9782253240624-001-T

                         Quel beau roman, inattendu et surprenant. L'auteur est australien et je ne l'avais jamais lu. Je l'ignorais et le hasard, alors que je viens de chroniquer le recueil Compagnie K, fait qu'une grosse moitié de L'infinie patience des oiseaux se déroule sur le front de Flandres, pendant la Grande Guerre. Ashley et Jim, deux amis du Queensland, ont en commun la passion des oiseaux. Et la première partie de ce roman assez court est consacrée à leur rencontre au coeur des marais de l'Est australien. Quelques dizaines de pages nous plongent avec délices dans la richesse ornithologique du milieu. Il observait un échassier sur un pan de berge marécageuse, l'un de ces petits chevaliers sylvains qui apparaissent chaque été et viennent, pour la plupart d'entre eux du  nord de l'Asie ou de Scandinavie où ils vont nidifier sur le toit du monde dans les toundras ou les neiges norvégiennes avant de reprendre leur longue route vers le sud. 

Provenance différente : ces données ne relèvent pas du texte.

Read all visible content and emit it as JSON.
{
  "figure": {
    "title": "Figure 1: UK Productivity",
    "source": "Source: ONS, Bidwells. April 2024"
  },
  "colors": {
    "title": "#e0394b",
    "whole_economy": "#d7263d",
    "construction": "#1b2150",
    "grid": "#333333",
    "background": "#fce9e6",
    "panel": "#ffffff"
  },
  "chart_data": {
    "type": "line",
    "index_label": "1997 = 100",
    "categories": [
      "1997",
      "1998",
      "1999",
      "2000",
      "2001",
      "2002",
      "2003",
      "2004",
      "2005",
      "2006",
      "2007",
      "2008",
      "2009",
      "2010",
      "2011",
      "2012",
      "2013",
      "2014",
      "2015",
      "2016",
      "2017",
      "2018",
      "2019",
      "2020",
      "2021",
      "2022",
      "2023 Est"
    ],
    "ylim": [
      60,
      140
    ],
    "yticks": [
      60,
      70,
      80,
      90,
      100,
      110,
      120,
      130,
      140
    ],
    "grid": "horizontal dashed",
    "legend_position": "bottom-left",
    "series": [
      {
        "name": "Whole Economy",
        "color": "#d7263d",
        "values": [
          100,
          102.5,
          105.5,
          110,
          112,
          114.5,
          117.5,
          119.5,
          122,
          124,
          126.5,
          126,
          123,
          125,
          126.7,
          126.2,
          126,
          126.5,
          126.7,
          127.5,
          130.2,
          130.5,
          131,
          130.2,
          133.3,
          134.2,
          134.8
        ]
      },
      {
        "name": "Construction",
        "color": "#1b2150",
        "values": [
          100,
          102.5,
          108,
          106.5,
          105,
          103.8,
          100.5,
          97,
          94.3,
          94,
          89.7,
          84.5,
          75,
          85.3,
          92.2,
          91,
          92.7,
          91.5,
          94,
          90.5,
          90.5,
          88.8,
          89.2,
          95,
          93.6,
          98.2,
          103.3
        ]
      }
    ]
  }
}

                        Et ce livre, parti comme une belle méditation sur la nature, la beauté, voire la perfection, agrémentée de la rencontre d'une photographe anglaise amoureuse des oiseaux, semble prendre son envol, magnifique probablement, peut-être un tout petit peu convenu, mais prometteur de couleurs et d'arabesques. Et puis, comme le monde de 1914, il explose en plein vol. Jim et Ashley, aux antipodes de la France en guerre, se retrouvent dans la boue des tranchées. Rarement a-t-on vu un tel grand écart, dont je n'avais aucune idée. C'est que la plume de David Malouf est aussi alerte et lumineuse dans les descriptions des pluviers à face noire ou des bécasseaux maubèches (très amateur de la gent ailée, rien que les noms me semblent poésie) que dans celles des rats revêtus du même uniforme vert-de-gris que l'ennemi invisible, qui étaient aussi gros que des chats et ne reculaient devant rien, vous galopant sur la figure dans l'obscurité et sautant hors des musettes, bondissant même pour s'emparer de croûtes juste sous votre nez. 

                       Très original, ce court roman, publié en 83, donne très envie de lire cet écrivain maintenant âgé, apparemment une institution dans son lointain pays. Et aussi en ce qui me concerne, une envie d'un gros livre sur les oiseaux, courlis, bargettes, glaréoles, huîtriers... De grands libres... J'ai la chance d'avoir à quelques hectomètres une importante zone humide, un peu moins exotique mais tout de même, mouettes, hérons cendrés, grèbes huppés et marcheur frustré (ça c'est moi).